Es ist unsere kindliche Neugier, die Pokémon Go befriedigt. Ob am Kölner Dom, an der Oper von Sydney oder im Central Park in New York: Derzeit versammeln sich unzählige Sammlerinnen und Sammler an den verschiedensten Orten ihrer Heimatstädte, nicht nur um Pokémon zu fangen, sondern auch um ihr kindliches Ich wieder zum Leben zu erwecken. Es ist ein globaler Hype, den es in dieser Weise noch nie davor gab. Zwei Wochen nach dem Start in den USA gibt bereits Millionen Anhänger weltweit. Das Spiel hat mehr aktive Nutzer als der Nachrichtendienst Twitter oder die Dating-App Tinder. Die eifrigen Jäger verbringen mehr Zeit mit ihren kleinen Monstern als mit Facebook.
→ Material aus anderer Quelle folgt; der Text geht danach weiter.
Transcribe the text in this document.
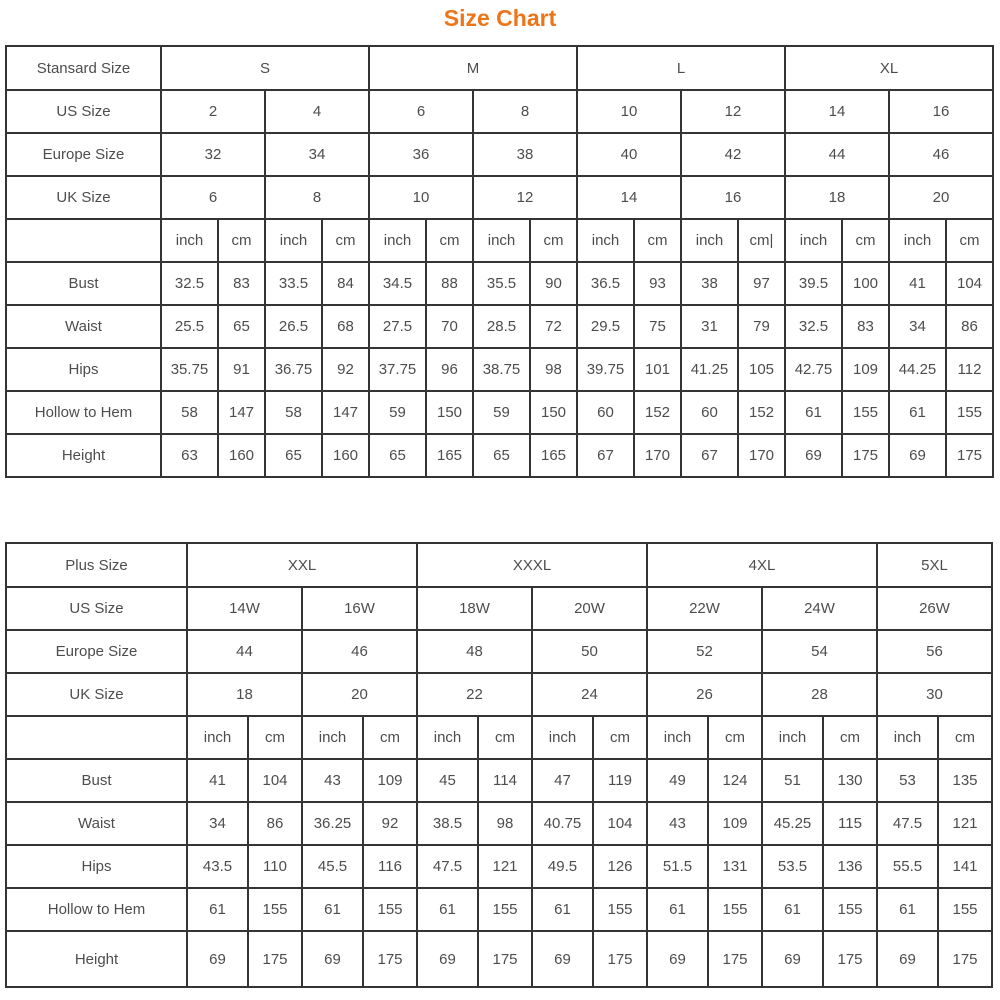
Size Chart
Stansard Size	S				M				L				XL			
US Size	2		4		6		8		10		12		14		16	
Europe Size	32		34		36		38		40		42		44		46	
UK Size	6		8		10		12		14		16		18		20	
	inch	cm	inch	cm	inch	cm	inch	cm	inch	cm	inch	cm|	inch	cm	inch	cm
Bust	32.5	83	33.5	84	34.5	88	35.5	90	36.5	93	38	97	39.5	100	41	104
Waist	25.5	65	26.5	68	27.5	70	28.5	72	29.5	75	31	79	32.5	83	34	86
Hips	35.75	91	36.75	92	37.75	96	38.75	98	39.75	101	41.25	105	42.75	109	44.25	112
Hollow to Hem	58	147	58	147	59	150	59	150	60	152	60	152	61	155	61	155
Height	63	160	65	160	65	165	65	165	67	170	67	170	69	175	69	175
Plus Size	XXL				XXXL				4XL				5XL	
US Size	14W		16W		18W		20W		22W		24W		26W	
Europe Size	44		46		48		50		52		54		56	
UK Size	18		20		22		24		26		28		30	
	inch	cm	inch	cm	inch	cm	inch	cm	inch	cm	inch	cm	inch	cm
Bust	41	104	43	109	45	114	47	119	49	124	51	130	53	135
Waist	34	86	36.25	92	38.5	98	40.75	104	43	109	45.25	115	47.5	121
Hips	43.5	110	45.5	116	47.5	121	49.5	126	51.5	131	53.5	136	55.5	141
Hollow to Hem	61	155	61	155	61	155	61	155	61	155	61	155	61	155
Height	69	175	69	175	69	175	69	175	69	175	69	175	69	175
Und noch ein unfassbarer Rekord: Der Suchbegriff „Pokémon Go“ hatte bei Google kurzeitig mehr Anfragen als „Sex“. Als entschlossener Trainer muss man eben Prioritäten setzen.

 

Ganz allein fang ich sie mir

 

Der wahnsinnige Erfolg hat Gründe: Das gemeinsame Projekt von The Pokémon Company, Niantic und Nintendo schafft es, Augmented Reality für jedermann zugänglich zu machen. Alles was man braucht, ist ein Smartphone und schon kann man Traumatos im realen Leben nachjagen. Das ist eine Revolution, denn zu einer Zeit, in der polyphone Klingeltöne der heilige Gral am Coolness-Himmel waren, hielt man so etwas für alberne Spinnerei. Inzwischen wissen wir, was die Technik alles möglich macht. Aber die breite Masse erreichte die Technologie bisher nicht. Nur wer sich stundenlang auf einer Spielmesse in eine Warteschlange einreihte, konnte in neue unbekannte Welten eintauchen. Damit ist jetzt Schluss: Viele weitere Spiele werden folgen und wahrscheinlich ist es in fünf Jahren das Normalste der Welt, mit einer „erweiterten Wirklichkeit“ zu leben. Davon bin ich inzwischen fest überzeugt. Das war nicht immer so. Als ich den ersten Trailer zu Pokémon Go sah, war ich sehr skeptisch. Neugierig klar, aber skeptisch. Ich dachte: „Herrje, wieder ein lausiges Free-to-Play-Spiel, dass letztendlich nur heiße Luft, satt Begeisterung hinterlässt.“

 

Komm schnapp sie dir!

 

Aber ich wurde eines Besseren belehrt. Ich warf meine Skepsis über Bord und räumte für die App einen Platz auf meinem Smartphone frei. Und nun steh ich hier. Auf dem Rücken mein Rucksack, darin eine Flasche Wasser und ein Käsebrot – man weiß schließlich nicht wie lange die wilde Jagd gehen wird. Im Gestrüpp vor meiner WG sitzt ein Taubsi – geschickt gefangen mit nur einem Wurf. Und kurz überlege ich mir, ob der Laden um die Ecke vielleicht eine rot-weiße Schirmmütze verkauft.